“The Last Dance” is airing this week, and every basketball fan in the world will watch it and talk about it with his friends. A lot of people out there are going to try and sound smart with takes on MJ, while not even getting their fact straight. We are here to help you catch them off guard. Lesson 1 - “The Shot.”
Most people will tell you “The Shot” happened in 98 against the Utah Jazz. That would be wrong. While MJ’s jump shot in game 6 is iconic, “The Shot” happened almost a decade earlier and is equally (if not more) important in MJ’s career. Back in 1989, Jordan was still trying to prove he had what it took to lead and win in crucial games. Up until that point, the Bulls had mostly playoff failures and were looking for a signature win.
Their first-round opponents were the Cleveland Cavaliers. The Bulls eliminated them in the first round of the 1988 playoffs, but their regular-season record in 88/89 made the Cavs the favorites going into the series. The Cavaliers swept the regular-season games against the Bulls 6–0, including a 90–84 victory in the final regular-season game, in which they rested their four best players (Ron Harper, Mark Price, Brad Daugherty, and Larry Nance).
Cleveland was the 3rd seed in the Eastern Conference, and Chicago was the 6th. The Cavs had a 57–25 regular-season record, tied with the Los Angeles Lakers for the second-best record in the league behind the Detroit Pistons. Chicago’s regular-season record that year was 47–35, which placed them fifth.
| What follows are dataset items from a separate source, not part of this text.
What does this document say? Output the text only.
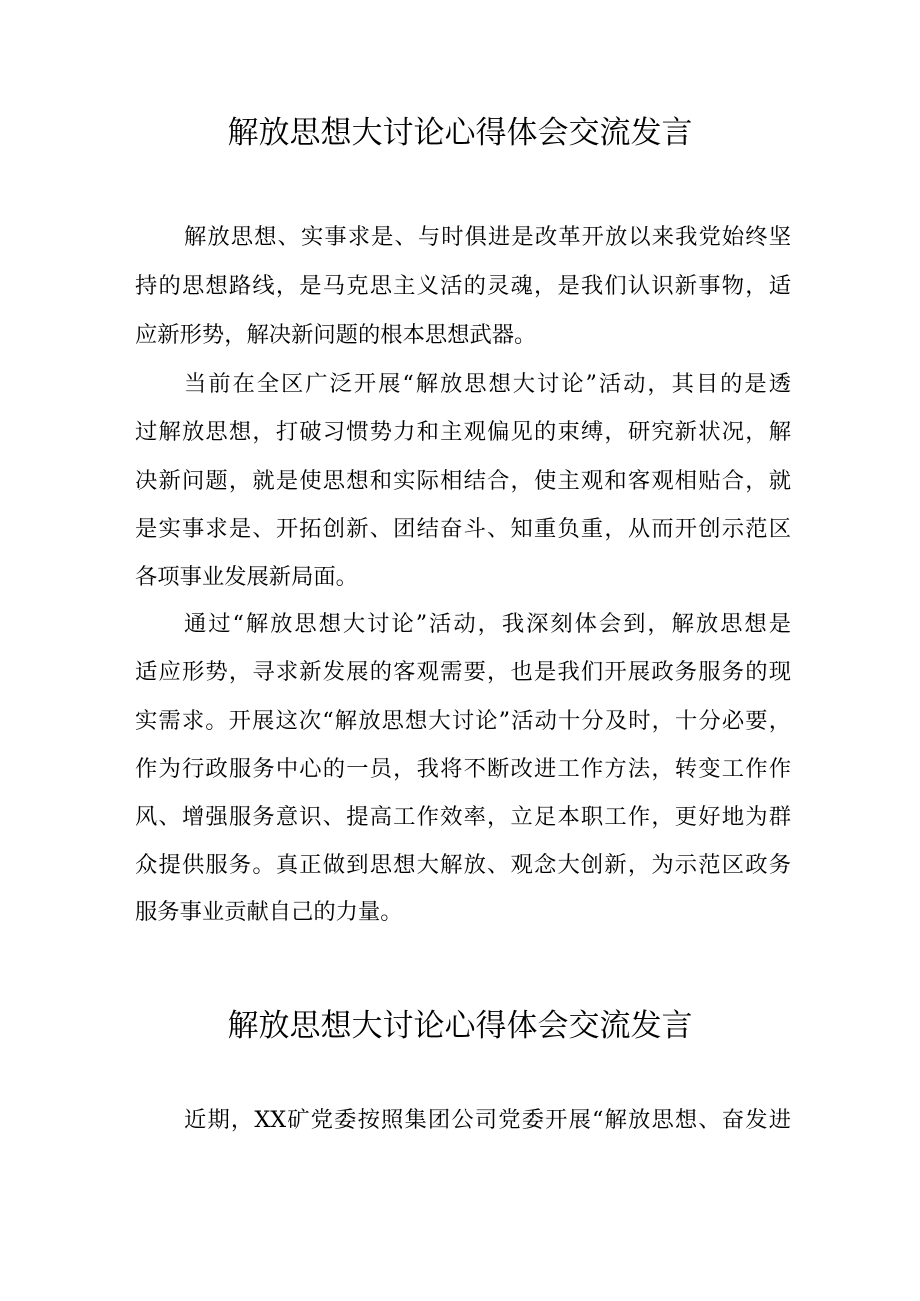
解放思想大讨论心得体会交流发言
解放思想、实事求是、与时俱进是改革开放以来我党始终坚
持的思想路线，是马克思主义活的灵魂，是我们认识新事物，适
应新形势，解决新问题的根本思想武器。
当前在全区广泛开展“解放思想大讨论”活动，其目的是透
过解放思想，打破习惯势力和主观偏见的束缚，研究新状况，解
决新问题，就是使思想和实际相结合，使主观和客观相贴合，就
是实事求是、开拓创新、团结奋斗、知重负重，从而开创示范区
各项事业发展新局面。
通过“解放思想大讨论”活动，我深刻体会到，解放思想是
适应形势，寻求新发展的客观需要，也是我们开展政务服务的现
实需求。开展这次“解放思想大讨论”活动十分及时，十分必要，
作为行政服务中心的一员，我将不断改进工作方法，转变工作作
风、增强服务意识、提高工作效率，立足本职工作，更好地为群
众提供服务。真正做到思想大解放、观念大创新，为示范区政务
服务事业贡献自己的力量。
解放思想大讨论心得体会交流发言
近期，XX矿党委按照集团公司党委开展“解放思想、奋发进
Chicago media wasn’t kind and supportive of Jordan as we’ve gotten used to. There were a lot of doubters and critics, and MJ fired back saying they would win the series in 4 games (back then first-round series were best of five.) With the series going to Game 5, the pressure on Jordan to back up his words was so much higher. If they lose, the press will have a field trip with him.
Jordan hit a jumper with 6 seconds left to give the Bulls a 99–98 lead. After Cleveland took a timeout, Craig Ehlo inbounded the ball to Larry Nance, who gave the ball back to Ehlo, who scored on a driving layup to provide Cleveland with a 100–99 lead with 3 seconds left. Chicago then called timeout. Ehlo and Nance double-teamed Jordan on the inbounds. Jordan first moved to his right, then cut left to get open and receive the inbounds pass from Brad Sellers.
And from that point, you could only hear Jim Durham’s voice who was the broadcaster for this game; “The inbounds pass comes into Jordan. Here’s Michael at the foul line, the shot on Ehlo... GOOD! Bulls win! They upset the Cleveland Cavaliers! Michael Jordan hits it at the foul line!”
“That was ‘Get the ball to Michael, and everybody get the fu** out of the way!’”
Doug Collins, Chicago Bulls head coach
The Bulls went on to reach the East finals, where the Detroit Pistons eliminated them in six games. The lasting image of the moment is Jordan’s wild, emphatic celebration: a leap into the air as Ehlo fell to the ground in despair a short distance away. That scene is “The Shot.”